Une ombre de tristesse passa dans son regard. Je m'en voulais déjà. J'étais… odieuse. Depuis que je l'avais vu embrasser Robin dans ce bureau, j'étais exécrable avec tout le monde. J'étais insupportable même. Cette fois, je ressentais une véritable douleur dans la poitrine. Comment avais-je pu lui dire cela en connaissant son passé ? Qui avait-elle connu en amour après tout ? Daniel, puis Robin… J'avais été affreuse de lui faire ce douloureux rappel. Je ne parviendrais jamais à me le pardonner.

Regina se rassise. Elle évita mon regard et arbora un ton plus calme, mais également plus sombre.

« Sortez. M'intima-t-elle gravement.

_ Excusez-moi Regina, je ne voulais pas…

_ Sortez. M'ordonna-t-elle de nouveau, sous un ton cette fois différent. »

Cette fois, la voix de Regina était moins convaincante. Elle était tremblante, fragile, presque un murmure. Je ne valais pas mieux que Robin ou Cora. Je l'avais blessée.

Je m'agenouillais vers elle tandis qu'elle tourna la tête vers le côté opposé pour me cacher son visage. Ses bras entouraient son corps. Elle semblait vouloir se protéger. Je tentai d'apposer ma main sur la sienne, mais elle la retira très rapidement.

Elle passa sa main sur ses joues probablement déjà humides. Mon Dieu ce que je pouvais me détester. Mes yeux s'embrumèrent à cette vision, ces larmes que j'avais provoquées.

« Je ne voulais pas dire ça. Chuchotais-je.

_ Pourquoi vous faites ça Emma ? Pourquoi vous me parlez comme ça ? Pourquoi vous me protéger ? Pourquoi vous m'évitez ? Je… Je n'arrive plus à vous suivre. Me dit-elle en tournant la tête. »
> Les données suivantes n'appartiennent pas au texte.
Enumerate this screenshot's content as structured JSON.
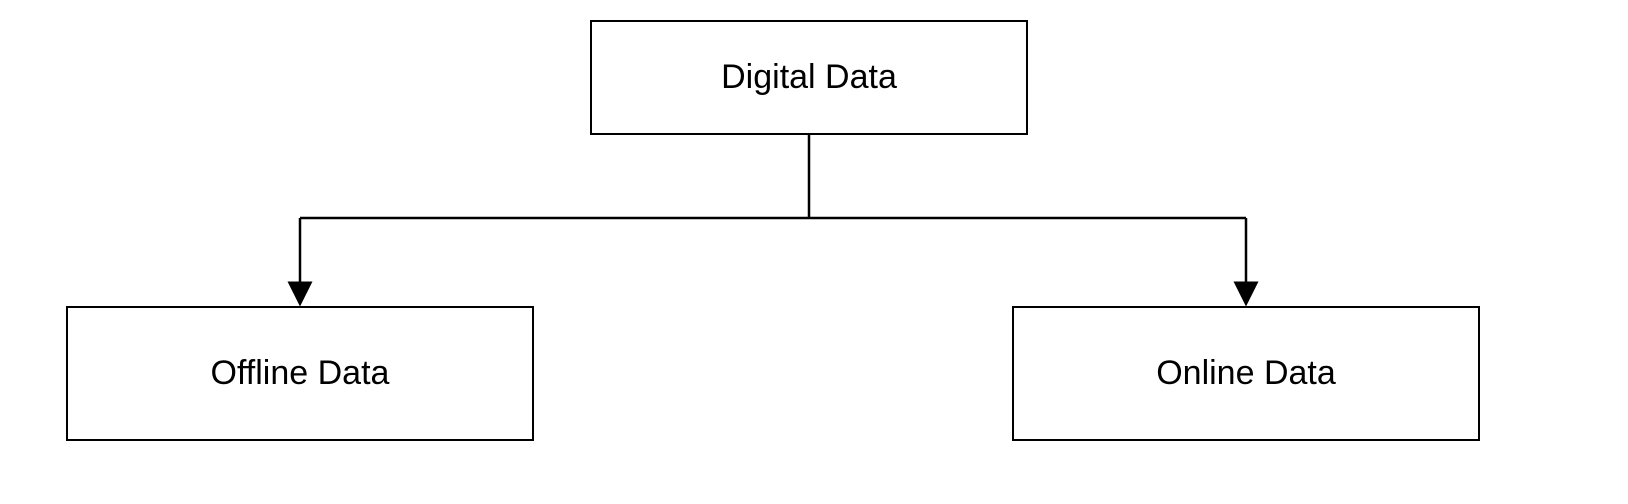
{
  "nodes": {
    "root": "Digital Data",
    "left": "Offline Data",
    "right": "Online Data"
  }
}
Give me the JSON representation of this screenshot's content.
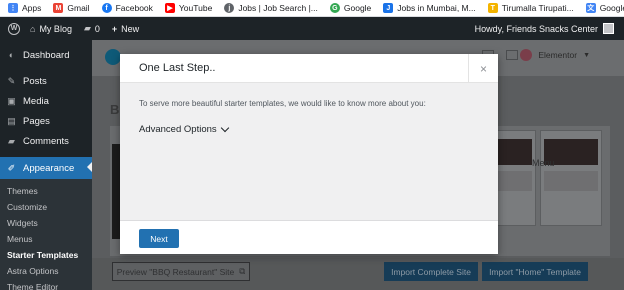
{
  "bookmarks": [
    {
      "icon": "apps-grid-icon",
      "label": "Apps",
      "color": "#4285f4"
    },
    {
      "icon": "gmail-icon",
      "label": "Gmail",
      "color": "#ea4335"
    },
    {
      "icon": "facebook-icon",
      "label": "Facebook",
      "color": "#1877f2"
    },
    {
      "icon": "youtube-icon",
      "label": "YouTube",
      "color": "#ff0000"
    },
    {
      "icon": "jobs-icon",
      "label": "Jobs | Job Search |...",
      "color": "#5f6368"
    },
    {
      "icon": "google-icon",
      "label": "Google",
      "color": "#34a853"
    },
    {
      "icon": "jobs-mumbai-icon",
      "label": "Jobs in Mumbai, M...",
      "color": "#1a73e8"
    },
    {
      "icon": "tirupati-icon",
      "label": "Tirumalla Tirupati...",
      "color": "#f4b400"
    },
    {
      "icon": "google-translate-icon",
      "label": "Google Translate",
      "color": "#4285f4"
    }
  ],
  "adminbar": {
    "site_name": "My Blog",
    "comments_count": "0",
    "new_label": "New",
    "greeting": "Howdy, Friends Snacks Center"
  },
  "sidebar": {
    "items": [
      {
        "icon": "dashboard-icon",
        "label": "Dashboard"
      },
      {
        "icon": "pin-icon",
        "label": "Posts"
      },
      {
        "icon": "media-icon",
        "label": "Media"
      },
      {
        "icon": "pages-icon",
        "label": "Pages"
      },
      {
        "icon": "comments-icon",
        "label": "Comments"
      },
      {
        "icon": "appearance-icon",
        "label": "Appearance"
      }
    ],
    "submenu": [
      "Themes",
      "Customize",
      "Widgets",
      "Menus",
      "Starter Templates",
      "Astra Options",
      "Theme Editor"
    ]
  },
  "background": {
    "elementor_label": "Elementor",
    "title_initial": "B",
    "thumb_label": "Menu",
    "preview_button": "Preview \"BBQ Restaurant\" Site",
    "import_complete_button": "Import Complete Site",
    "import_home_button": "Import \"Home\" Template"
  },
  "modal": {
    "title": "One Last Step..",
    "close_glyph": "×",
    "body_text": "To serve more beautiful starter templates, we would like to know more about you:",
    "advanced_options_label": "Advanced Options",
    "next_label": "Next"
  },
  "colors": {
    "accent": "#2271b1",
    "admin_bg": "#1d2327"
  }
}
Ses yeux étaient rouges, son regard triste. Je ne pouvais plus contrôler, ni mon esprit, ni mon corps en cet instant. J'apposai ma main sur sa joue. Une larme solitaire vint faire son petit chemin sur mon visage. Je n'en pouvais plus. J'étouffais. Mon cœur étouffait.
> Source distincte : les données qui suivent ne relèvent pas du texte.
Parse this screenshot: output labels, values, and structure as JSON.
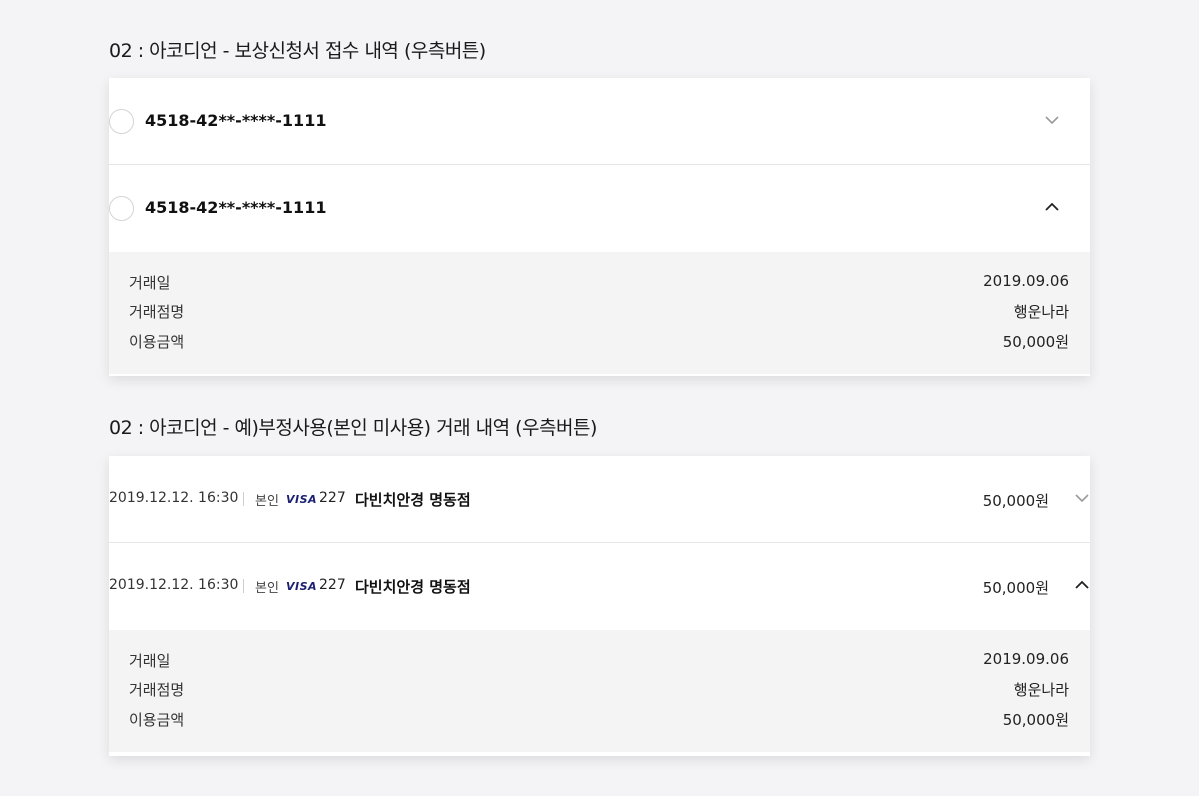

Je ne pensais pas que retenir la force de mes sentiments serait si difficile. Comment avais-je pu décemment croire que je ne pourrais plus jamais avoir aucun échange plus approfondi avec Regina ? Je réalisai que je l'aimais trop pour ça. Je l'aimais trop, c'était certain. Et cet amour me rendait carrément folle.